The patients they ran it themselves; they set up the program. It was a day program that you had to go every day start from 8:30 to 3:30; you could not sit at home. It was right across on Lehigh Avenue; there was a restaurant downstairs. At the end of the morning meetings we had broke up with small groups and we'd go from ten o'clock to quarter to twelve and we would talk about our problems, emotional problems, or whatever problems that you had on your mind. We would all come back together and eat lunch together. It would be ten people in different groups. The patients would run the morning meetings; they would have questions of whatever they had on their minds. And we would talk out our problems.


I was shy within myself. I was scared when all these people come around. I remember that, being shy. I just forced myself. I talked in the groups and they listened.


Some people would get up and talk about their life story, how they got into the program and how they got in trouble. These were people that had been on drugs, people had emotional problems, alcoholic problems, problems with the family. These are people that could not deal with their life. And that kind of helped me; that kind of put things back to the place.


Agencies was moving around a lot; North Central phrased out and Comprehensive took to over for a while. That's when I heard about Speaking for Ourselves. It was when my life started to change around.




The organization already started when I first heard about Speaking For Ourselves. I was working at Germantown and Lycoming workshop. I was a janitor at that time, outside the workshop. It was a man named Russell Donohue; he had said that there was a conference going on at Valley Forge at the Holiday Inn. He probably got it from a literature that they had. He was telling everybody, so he axed everybody who wanted to go to raise their hands and I raised my hand that I wanted to go.

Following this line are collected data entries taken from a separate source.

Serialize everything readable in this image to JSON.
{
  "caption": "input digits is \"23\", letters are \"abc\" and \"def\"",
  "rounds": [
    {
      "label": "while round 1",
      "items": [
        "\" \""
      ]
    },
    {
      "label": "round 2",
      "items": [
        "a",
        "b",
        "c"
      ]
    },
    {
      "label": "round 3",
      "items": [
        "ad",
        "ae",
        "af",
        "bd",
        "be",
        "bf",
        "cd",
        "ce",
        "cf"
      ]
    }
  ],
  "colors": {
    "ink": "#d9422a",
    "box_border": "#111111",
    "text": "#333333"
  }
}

So we made a list and went to the conference on their big van.


The conference was a whole bunch of people that I didn't know. And I heard all these people talking about their life and I remember Domenic Rossi standing up there saying, "We need to get things together; we need people's life changed. It's time to do and not talk about it -- let's do it." And Luann Carter was running the conference; she was the founder of Speaking For Ourselves. They started out real small. They had a small little group -- it was just Mark -Mark Friedman has been advisor to the board of Speaking For Ourselves since its inception. -- K.W.- and some other people -- and it grew and grew -- started in Montgomery County, then Bucks, Delaware, and Philadelphia, and Chester.


That very first conference I was wearing jeans. I was working and I had these dirty old jeans on; they wasn't dirty, but they had spots; I was scrubbing the floor and I was stripping the wax off the floor, the old wax, and putting down fresh wax. I had my work shoes on. And Mark says, "Who's that guy back there? Who's that guy back there, standing up?" I just stood up in the back and said, "We have to make some changes!" in front of a whole lot of people. I was always talking about it, 'bout getting things changed, mak-ing things more better for the clients. Wasn't for me. Was for all the people that have disabilities. I was just thinking about it. And nobody told me to say. I just was thinking about it -- the system needs to be changed. So I just stood up in the back and said, "It should be changed. We're tired of the old system. We're tired of the system that we have now. We need to make things change, to make things happen." And that's when I first met Mark Friedman.